Pacific Equatorial Divergence: Pacific equatorial divergence is a process that occurs in the central and eastern Pacific Ocean where surface waters move apart due to wind patterns, leading to upwelling of deeper, nutrient-rich waters. This phenomenon is essential for understanding ocean circulation as it plays a critical role in the distribution of nutrients and affects marine ecosystems along the equator.
Peru Current: The Peru Current, also known as the Humboldt Current, is a cold oceanic current that flows northward along the western coast of South America, primarily affecting the coastal waters of Peru and Ecuador. This current plays a critical role in influencing local climate, marine biodiversity, and fishing practices due to its nutrient-rich waters, which support a productive marine ecosystem.
South equatorial current: The south equatorial current is a major ocean current that flows westward across the South Pacific Ocean, located between approximately 10°S and 20°S latitude. This current is an important component of the larger system of ocean circulation, influenced primarily by trade winds and the Earth's rotation, and plays a key role in redistributing heat and nutrients across the ocean's surface.
Thermocline: The thermocline is a distinct layer in a body of water where the temperature changes rapidly with depth, separating warmer surface water from the cooler water below. This temperature gradient plays a critical role in ocean circulation, marine life distribution, and climate regulation, influencing everything from nutrient mixing to weather patterns.
Thermohaline circulation: Thermohaline circulation refers to the large-scale movement of ocean water driven by differences in temperature (thermo) and salinity (haline). This process plays a critical role in regulating Earth's climate, affecting deep ocean currents and influencing weather patterns by redistributing heat around the planet.
Trade winds: Trade winds are steady, prevailing winds that blow from east to west in the tropics, typically between 30°N and 30°S latitude. These winds are crucial for ocean circulation, influencing weather patterns and ocean currents, and play a key role in phenomena such as El Niño and La Niña.
Upwelling: Upwelling is the process where deep, cold, nutrient-rich water rises to the ocean surface, replacing the warmer surface water. This phenomenon is crucial for marine ecosystems as it brings essential nutrients to the upper layers of the ocean, supporting a diverse range of marine life and influencing global ocean circulation patterns.

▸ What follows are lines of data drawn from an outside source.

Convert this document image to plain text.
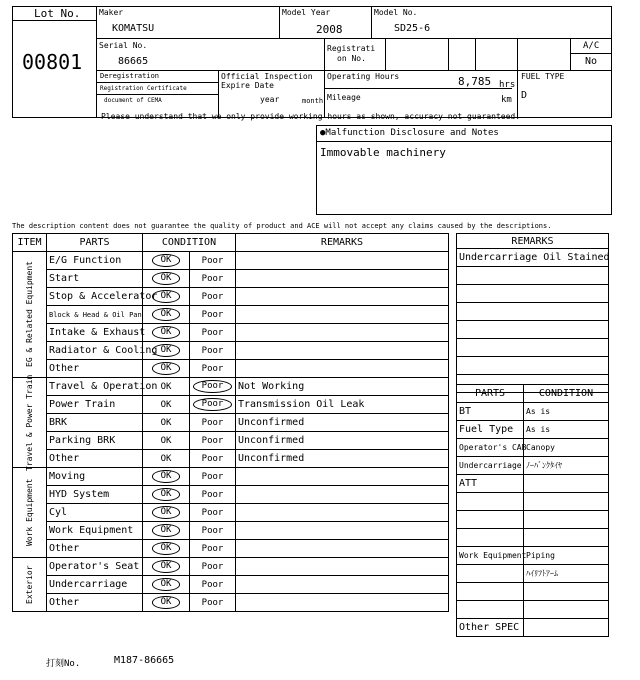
Lot No.
00801
Maker
KOMATSU
Model Year
2008
Model No.
SD25-6
Serial No.
86665
Registrati
on No.
A/C
No
Deregistration
Registration Certificate
document of CEMA
Official Inspection
Expire Date
year	month
Operating Hours	8,785 hrs
Mileage	km
FUEL TYPE
D
Please understand that we only provide working hours as shown, accuracy not guaranteed.
●Malfunction Disclosure and Notes
Immovable machinery
The description content does not guarantee the quality of product and ACE will not accept any claims caused by the descriptions.
ITEM	PARTS	CONDITION		REMARKS

EG & Related Equipment	E/G Function	OK	Poor	
	Start	OK	Poor	
	Stop & Accelerator	OK	Poor	
	Block & Head & Oil Pan	OK	Poor	
	Intake & Exhaust	OK	Poor	
	Radiator & Cooling	OK	Poor	
	Other	OK	Poor	

Travel & Power Train	Travel & Operation	OK	Poor	Not Working
	Power Train	OK	Poor	Transmission Oil Leak
	BRK	OK	Poor	Unconfirmed
	Parking BRK	OK	Poor	Unconfirmed
	Other	OK	Poor	Unconfirmed

Work Equipment	Moving	OK	Poor	
	HYD System	OK	Poor	
	Cyl	OK	Poor	
	Work Equipment	OK	Poor	
	Other	OK	Poor	

Exterior	Operator's Seat	OK	Poor	
	Undercarriage	OK	Poor	
	Other	OK	Poor	
REMARKS
Undercarriage Oil Stained

PARTS	CONDITION
BT	As is
Fuel Type	As is
Operator's CAB	Canopy
Undercarriage	ﾉｰﾊﾞﾝｸﾀｲﾔ
ATT	

Work Equipment	Piping
	ﾊｲﾘﾌﾄｱｰﾑ

Other SPEC	
打刻No.	M187-86665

Walker Circulation: Walker Circulation is a large-scale atmospheric circulation pattern that occurs in the tropical Pacific Ocean, characterized by east-to-west trade winds and the rising of warm, moist air over the western Pacific while cooler, drier air descends over the eastern Pacific. This circulation plays a critical role in influencing oceanic and atmospheric conditions, impacting climate and weather patterns globally, particularly during phenomena such as El Niño and La Niña.
Wind stress: Wind stress refers to the force exerted by the wind on the surface of the ocean, influencing the movement of water and playing a crucial role in ocean circulation. This force is primarily a result of friction between the wind and the water surface, which causes surface currents to form and can lead to larger scale oceanic processes such as gyres and upwelling. Understanding wind stress is essential to grasp how wind patterns affect ocean currents and climate systems.